Poemas de Tanussi Cardoso

Leia os peomas "Momento", "Natureza-morta com maçãs e laranjas", "O poema dentro de ti", "Sobre sombra e luz" e "Visões"
Tanussi Cardoso, autor de “Eu e outras consequências”
01/04/2022

Momento

no espaço silencioso
do ar
o pássaro me acolhe

em seu voo
simétrico
olha em meu olhar

e me devolve
a manhã renovada

Natureza-morta com maçãs e laranjas
(Cézanne)

: eis a paisagem
das frutas

: eis o gosto absurdo
do mel na retina

: eis o silêncio
pendurado na parede

: eis a vida
suspensa por um fio

O poema dentro de ti

De modo geral,
acho que devemos ler apenas
os livros que nos cortam e nos ferroam.
Kafka

O poema só serve para acender o fogo intenso do frio que te habita.
Para te golpear como a dor do fim do amor que amas,
ou como raio a quebrar o lago que te espelha a face.
O poema só serve para deixares de bordar estrelas
e cumprires teu destino humano,
pois cabe somente a ti o teu enredo.
O poema não está nem aí para tua felicidade ou suicídio.
O poema só serve para que saias de ti, te leias e te encontres.

Sobre sombra e luz
para a atriz Silvia Buarque

Os olhos tristes da moça
são onça ferida mirando o Sol da dor.
Que o amor, moça, é flecha lançada ao vento.
Chão que se quebra ao Tempo.
Barco em rio seco.

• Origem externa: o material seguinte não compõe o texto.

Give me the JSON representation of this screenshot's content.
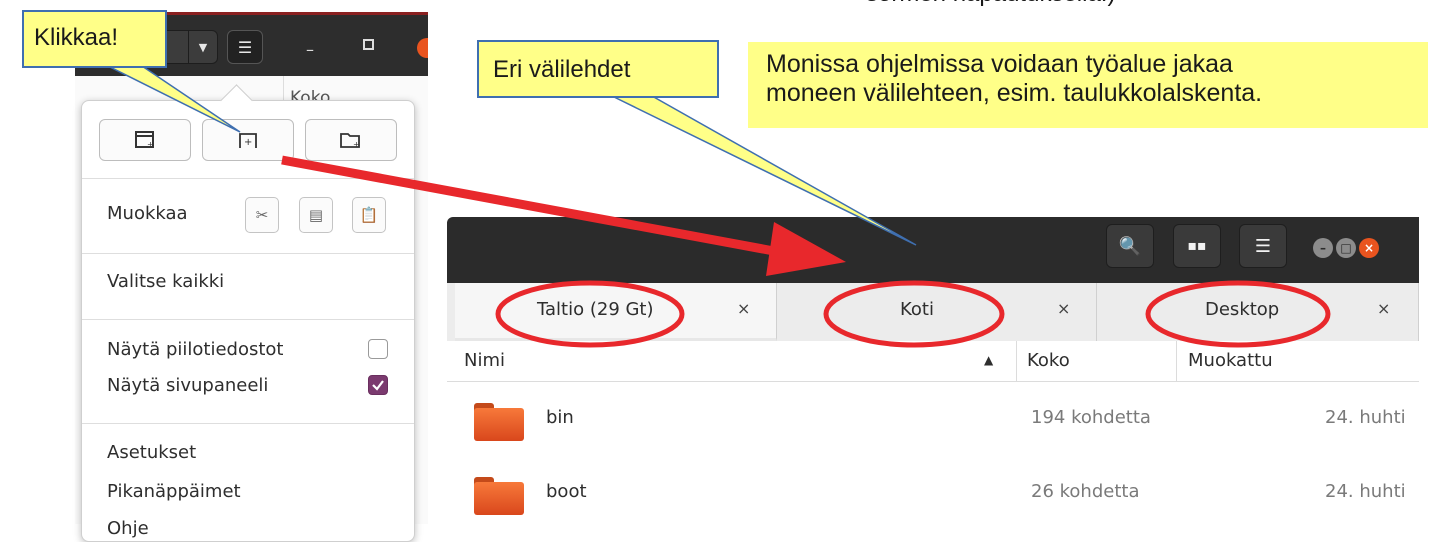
{
  "annotations": {
    "top_cut_text": "sormen napautuksella.)",
    "klikkaa": "Klikkaa!",
    "tabs_label": "Eri välilehdet",
    "info_line1": "Monissa ohjelmissa voidaan työalue jakaa",
    "info_line2": "moneen välilehteen, esim. taulukkolalskenta."
  },
  "colors": {
    "callout_fill": "#ffff88",
    "callout_border": "#3f6fb0",
    "highlight_red": "#e8282c",
    "folder_orange": "#e85d24",
    "checkbox_checked": "#7b3a6f"
  },
  "left_app": {
    "header_icons": [
      "view-toggle-icon",
      "chevron-down-icon",
      "hamburger-menu-icon",
      "minimize-icon",
      "maximize-icon",
      "close-icon"
    ],
    "background_column": "Koko"
  },
  "menu": {
    "top_buttons": [
      {
        "icon": "new-window-icon"
      },
      {
        "icon": "new-tab-icon"
      },
      {
        "icon": "new-folder-icon"
      }
    ],
    "edit_label": "Muokkaa",
    "edit_icons": [
      "cut-icon",
      "copy-icon",
      "paste-icon"
    ],
    "select_all": "Valitse kaikki",
    "show_hidden": "Näytä piilotiedostot",
    "show_hidden_checked": false,
    "show_sidebar": "Näytä sivupaneeli",
    "show_sidebar_checked": true,
    "preferences": "Asetukset",
    "shortcuts": "Pikanäppäimet",
    "help_partial": "Ohje"
  },
  "file_manager": {
    "header_icons": [
      "search-icon",
      "grid-view-icon",
      "hamburger-menu-icon"
    ],
    "tabs": [
      {
        "label": "Taltio (29 Gt)",
        "close": "×"
      },
      {
        "label": "Koti",
        "close": "×"
      },
      {
        "label": "Desktop",
        "close": "×"
      }
    ],
    "columns": {
      "name": "Nimi",
      "size": "Koko",
      "modified": "Muokattu"
    },
    "sort_indicator": "▲",
    "rows": [
      {
        "name": "bin",
        "size": "194 kohdetta",
        "modified": "24. huhti"
      },
      {
        "name": "boot",
        "size": "26 kohdetta",
        "modified": "24. huhti"
      }
    ]
  }
}
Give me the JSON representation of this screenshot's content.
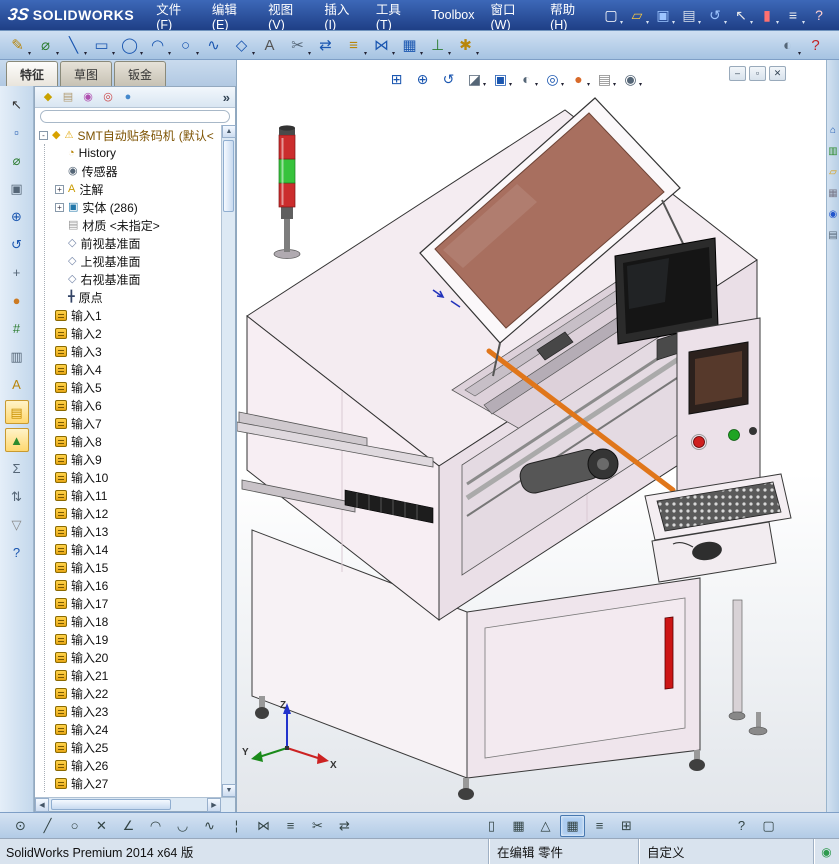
{
  "colors": {
    "titlebar_blue": "#2a4d9e",
    "toolbar_blue": "#b9cfe6",
    "viewport_bg": "#ffffff",
    "machine_pink": "#f4ecf1",
    "accent_orange": "#e0761a",
    "tower_red": "#cb2d2d",
    "tower_green": "#37c33c"
  },
  "titlebar": {
    "logo_mark": "3S",
    "logo_text": "SOLIDWORKS",
    "menus": [
      "文件(F)",
      "编辑(E)",
      "视图(V)",
      "插入(I)",
      "工具(T)",
      "Toolbox",
      "窗口(W)",
      "帮助(H)"
    ],
    "icons": [
      {
        "name": "new-document-icon",
        "glyph": "▢",
        "color": "#ffffff",
        "dd": true
      },
      {
        "name": "open-icon",
        "glyph": "▱",
        "color": "#f5c842",
        "dd": true
      },
      {
        "name": "save-icon",
        "glyph": "▣",
        "color": "#9cc4ff",
        "dd": true
      },
      {
        "name": "print-icon",
        "glyph": "▤",
        "color": "#d8e0ec",
        "dd": true
      },
      {
        "name": "undo-icon",
        "glyph": "↺",
        "color": "#9cc4ff",
        "dd": true
      },
      {
        "name": "select-icon",
        "glyph": "↖",
        "color": "#e8e8e8",
        "dd": true
      },
      {
        "name": "rebuild-icon",
        "glyph": "▮",
        "color": "#ff7070",
        "dd": true
      },
      {
        "name": "options-icon",
        "glyph": "≡",
        "color": "#f0f0f0",
        "dd": true
      },
      {
        "name": "help-badge-icon",
        "glyph": "?",
        "color": "#ffd0d0",
        "dd": false
      }
    ]
  },
  "toolbar2": {
    "icons": [
      {
        "name": "sketch-icon",
        "glyph": "✎",
        "color": "#b8860b",
        "dd": true
      },
      {
        "name": "smart-dimension-icon",
        "glyph": "⌀",
        "color": "#2e7d32",
        "dd": true
      },
      {
        "name": "line-icon",
        "glyph": "╲",
        "color": "#1a56b0",
        "dd": true
      },
      {
        "name": "rectangle-icon",
        "glyph": "▭",
        "color": "#1a56b0",
        "dd": true
      },
      {
        "name": "circle-icon",
        "glyph": "◯",
        "color": "#1a56b0",
        "dd": true
      },
      {
        "name": "arc-icon",
        "glyph": "◠",
        "color": "#1a56b0",
        "dd": true
      },
      {
        "name": "ellipse-icon",
        "glyph": "○",
        "color": "#1a56b0",
        "dd": true
      },
      {
        "name": "spline-icon",
        "glyph": "∿",
        "color": "#1a56b0",
        "dd": false
      },
      {
        "name": "polygon-icon",
        "glyph": "◇",
        "color": "#1a56b0",
        "dd": true
      },
      {
        "name": "text-icon",
        "glyph": "A",
        "color": "#555555",
        "dd": false
      },
      {
        "name": "trim-entities-icon",
        "glyph": "✂",
        "color": "#556677",
        "dd": true
      },
      {
        "name": "convert-entities-icon",
        "glyph": "⇄",
        "color": "#1a56b0",
        "dd": false
      },
      {
        "name": "offset-entities-icon",
        "glyph": "≡",
        "color": "#b8860b",
        "dd": true
      },
      {
        "name": "mirror-entities-icon",
        "glyph": "⋈",
        "color": "#1a56b0",
        "dd": true
      },
      {
        "name": "linear-pattern-icon",
        "glyph": "▦",
        "color": "#1a56b0",
        "dd": true
      },
      {
        "name": "display-relations-icon",
        "glyph": "⊥",
        "color": "#2e7d32",
        "dd": true
      },
      {
        "name": "quick-snaps-icon",
        "glyph": "✱",
        "color": "#b8860b",
        "dd": true
      }
    ],
    "right_icons": [
      {
        "name": "view-settings-icon",
        "glyph": "◐",
        "color": "#556677",
        "dd": true
      },
      {
        "name": "toolbox-help-icon",
        "glyph": "?",
        "color": "#c22222",
        "dd": false
      }
    ]
  },
  "tabs": [
    {
      "name": "tab-features",
      "label": "特征",
      "active": true
    },
    {
      "name": "tab-sketch",
      "label": "草图",
      "active": false
    },
    {
      "name": "tab-sheet-metal",
      "label": "钣金",
      "active": false
    }
  ],
  "left_strip": {
    "icons": [
      {
        "name": "select-arrow-icon",
        "glyph": "↖",
        "color": "#333333"
      },
      {
        "name": "sketch-entity-icon",
        "glyph": "▫",
        "color": "#1a56b0"
      },
      {
        "name": "dimension-icon",
        "glyph": "⌀",
        "color": "#2e7d32"
      },
      {
        "name": "view-orientation-icon",
        "glyph": "▣",
        "color": "#556677"
      },
      {
        "name": "zoom-icon",
        "glyph": "⊕",
        "color": "#1a56b0"
      },
      {
        "name": "rotate-view-icon",
        "glyph": "↺",
        "color": "#1a56b0"
      },
      {
        "name": "pan-icon",
        "glyph": "+",
        "color": "#556677"
      },
      {
        "name": "appearance-icon",
        "glyph": "●",
        "color": "#cc7a22"
      },
      {
        "name": "measure-icon",
        "glyph": "#",
        "color": "#2e7d32"
      },
      {
        "name": "section-view-icon",
        "glyph": "▥",
        "color": "#556677"
      },
      {
        "name": "annotation-icon",
        "glyph": "A",
        "color": "#b8860b"
      },
      {
        "name": "material-icon",
        "glyph": "▤",
        "color": "#c89000",
        "hl": true
      },
      {
        "name": "mass-properties-icon",
        "glyph": "▲",
        "color": "#2e8b2e",
        "hl": true
      },
      {
        "name": "equations-icon",
        "glyph": "Σ",
        "color": "#556677"
      },
      {
        "name": "configurations-icon",
        "glyph": "⇅",
        "color": "#556677"
      },
      {
        "name": "simulation-icon",
        "glyph": "▽",
        "color": "#888888"
      },
      {
        "name": "help-icon",
        "glyph": "?",
        "color": "#1a56b0"
      }
    ]
  },
  "tree_panel": {
    "header_icons": [
      {
        "name": "featuremanager-tab-icon",
        "glyph": "◆",
        "color": "#c9a200"
      },
      {
        "name": "propertymanager-tab-icon",
        "glyph": "▤",
        "color": "#b09a70"
      },
      {
        "name": "configurationmanager-tab-icon",
        "glyph": "◉",
        "color": "#b050b0"
      },
      {
        "name": "dimxpertmanager-tab-icon",
        "glyph": "◎",
        "color": "#cc4444"
      },
      {
        "name": "displaymanager-tab-icon",
        "glyph": "●",
        "color": "#4488cc"
      }
    ],
    "chevron": "»",
    "expander_glyph": "+",
    "root": {
      "collapse_glyph": "-",
      "icon_glyph": "◆",
      "warning_glyph": "⚠",
      "label": "SMT自动贴条码机",
      "suffix": "(默认<"
    },
    "items": [
      {
        "name": "tree-item-history",
        "label": "History",
        "glyph": "◔",
        "color": "#b8860b"
      },
      {
        "name": "tree-item-sensors",
        "label": "传感器",
        "glyph": "◉",
        "color": "#556677"
      },
      {
        "name": "tree-item-annotations",
        "label": "注解",
        "glyph": "A",
        "color": "#c99a00",
        "expand": true
      },
      {
        "name": "tree-item-solids",
        "label": "实体 (286)",
        "glyph": "▣",
        "color": "#2277aa",
        "expand": true
      },
      {
        "name": "tree-item-material",
        "label": "材质 <未指定>",
        "glyph": "▤",
        "color": "#999999"
      },
      {
        "name": "tree-item-front-plane",
        "label": "前视基准面",
        "glyph": "◇",
        "color": "#7788aa"
      },
      {
        "name": "tree-item-top-plane",
        "label": "上视基准面",
        "glyph": "◇",
        "color": "#7788aa"
      },
      {
        "name": "tree-item-right-plane",
        "label": "右视基准面",
        "glyph": "◇",
        "color": "#7788aa"
      },
      {
        "name": "tree-item-origin",
        "label": "原点",
        "glyph": "╋",
        "color": "#334466"
      }
    ],
    "inputs": [
      "输入1",
      "输入2",
      "输入3",
      "输入4",
      "输入5",
      "输入6",
      "输入7",
      "输入8",
      "输入9",
      "输入10",
      "输入11",
      "输入12",
      "输入13",
      "输入14",
      "输入15",
      "输入16",
      "输入17",
      "输入18",
      "输入19",
      "输入20",
      "输入21",
      "输入22",
      "输入23",
      "输入24",
      "输入25",
      "输入26",
      "输入27"
    ]
  },
  "viewport": {
    "headsup_icons": [
      {
        "name": "zoom-fit-icon",
        "glyph": "⊞",
        "color": "#1a56b0",
        "dd": false
      },
      {
        "name": "zoom-area-icon",
        "glyph": "⊕",
        "color": "#1a56b0",
        "dd": false
      },
      {
        "name": "previous-view-icon",
        "glyph": "↺",
        "color": "#1a56b0",
        "dd": false
      },
      {
        "name": "section-view-icon",
        "glyph": "◪",
        "color": "#556677",
        "dd": true
      },
      {
        "name": "view-orientation-icon",
        "glyph": "▣",
        "color": "#1a56b0",
        "dd": true
      },
      {
        "name": "display-style-icon",
        "glyph": "◐",
        "color": "#556677",
        "dd": true
      },
      {
        "name": "hide-show-icon",
        "glyph": "◎",
        "color": "#1a56b0",
        "dd": true
      },
      {
        "name": "edit-appearance-icon",
        "glyph": "●",
        "color": "#d86a2a",
        "dd": true
      },
      {
        "name": "apply-scene-icon",
        "glyph": "▤",
        "color": "#888888",
        "dd": true
      },
      {
        "name": "view-settings-icon",
        "glyph": "◉",
        "color": "#556677",
        "dd": true
      }
    ],
    "window_controls": [
      {
        "name": "minimize-window-icon",
        "glyph": "–"
      },
      {
        "name": "restore-window-icon",
        "glyph": "▫"
      },
      {
        "name": "close-window-icon",
        "glyph": "✕"
      }
    ],
    "triad": {
      "x": "X",
      "y": "Y",
      "z": "Z"
    }
  },
  "right_strip": {
    "icons": [
      {
        "name": "solidworks-resources-icon",
        "glyph": "⌂",
        "color": "#1a56b0"
      },
      {
        "name": "design-library-icon",
        "glyph": "▥",
        "color": "#2e8b2e"
      },
      {
        "name": "file-explorer-icon",
        "glyph": "▱",
        "color": "#d99a00"
      },
      {
        "name": "view-palette-icon",
        "glyph": "▦",
        "color": "#777788"
      },
      {
        "name": "appearances-icon",
        "glyph": "◉",
        "color": "#2255cc"
      },
      {
        "name": "custom-properties-icon",
        "glyph": "▤",
        "color": "#556677"
      }
    ]
  },
  "bottom_toolbar": {
    "left_icons": [
      {
        "name": "point-icon",
        "glyph": "⊙"
      },
      {
        "name": "line-icon",
        "glyph": "╱"
      },
      {
        "name": "circle-icon",
        "glyph": "○"
      },
      {
        "name": "erase-icon",
        "glyph": "✕"
      },
      {
        "name": "angle-icon",
        "glyph": "∠"
      },
      {
        "name": "arc-icon",
        "glyph": "◠"
      },
      {
        "name": "tangent-arc-icon",
        "glyph": "◡"
      },
      {
        "name": "spline-icon",
        "glyph": "∿"
      },
      {
        "name": "centerline-icon",
        "glyph": "¦"
      },
      {
        "name": "mirror-icon",
        "glyph": "⋈"
      },
      {
        "name": "offset-icon",
        "glyph": "≡"
      },
      {
        "name": "trim-icon",
        "glyph": "✂"
      },
      {
        "name": "convert-icon",
        "glyph": "⇄"
      }
    ],
    "right_icons": [
      {
        "name": "panel-left-icon",
        "glyph": "▯"
      },
      {
        "name": "grid-icon",
        "glyph": "▦"
      },
      {
        "name": "triad-toggle-icon",
        "glyph": "△"
      },
      {
        "name": "shaded-view-icon",
        "glyph": "▦",
        "active": true
      },
      {
        "name": "relations-icon",
        "glyph": "≡"
      },
      {
        "name": "grid-settings-icon",
        "glyph": "⊞"
      }
    ],
    "far_icons": [
      {
        "name": "help-icon",
        "glyph": "?"
      },
      {
        "name": "fullscreen-icon",
        "glyph": "▢"
      }
    ]
  },
  "statusbar": {
    "product": "SolidWorks Premium 2014 x64 版",
    "mode": "在编辑 零件",
    "custom": "自定义",
    "indicator_glyph": "◉"
  }
}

Adeus de pavio lento.
O amor é rosto que olha o lago sem se ver.
Fantasma de si mesmo — vulto.
É o que se dá sem se ter.
Faca a cortar em sua inutilidade de aço.
Parto que não nasce; exílio do outro e de si.
O amor, moça, é a eterna construção da pedra em flor.
É a invenção colorida do nada.
É feito cinema, moça, ilude e acalma.
Depois, é só a vida com suas águas rasas.

Visões

Quando criança,
o Sol queimava feito uma bola amarela
e as nuvens choravam água dentro delas.
Tudo era imensamente grande,
assim como o amor
fosse somente um rinoceronte
lambendo as lágrimas dos inocentes.
Quando criança,
o mundo era só um risco na paisagem.
A vida ainda não era dançar
diante do abismo da viagem
e a poesia não era o que nascia do espanto,
mas o encanto dos olhos do que o menino via.
Quando criança,
a rua era um país a explorar meus desejos
e o sexo, só uma diversão de dedos.
Eu era eterno — eu era para sempre —
tudo era para sempre.
Meus mortos eram para sempre.
Hoje, tudo é real e rói.
Só a criança teima em existir,
mas ela dói.

Tanussi Cardoso

Nasceu no Rio de Janeiro (RJ). Membro do Pen-Clube, tem 13 livros de poesia, sendo os mais recentes: Eu e outras consequências (2017) — Prêmio Manuel Bandeira, da UBE-RJ, e Ejercicio de la mirada/Exercício do olhar, bilíngue (2020), publicado em Lima, Peru, pela Amotape Libros, tradução ao espanhol do poeta peruano Óscar Limache.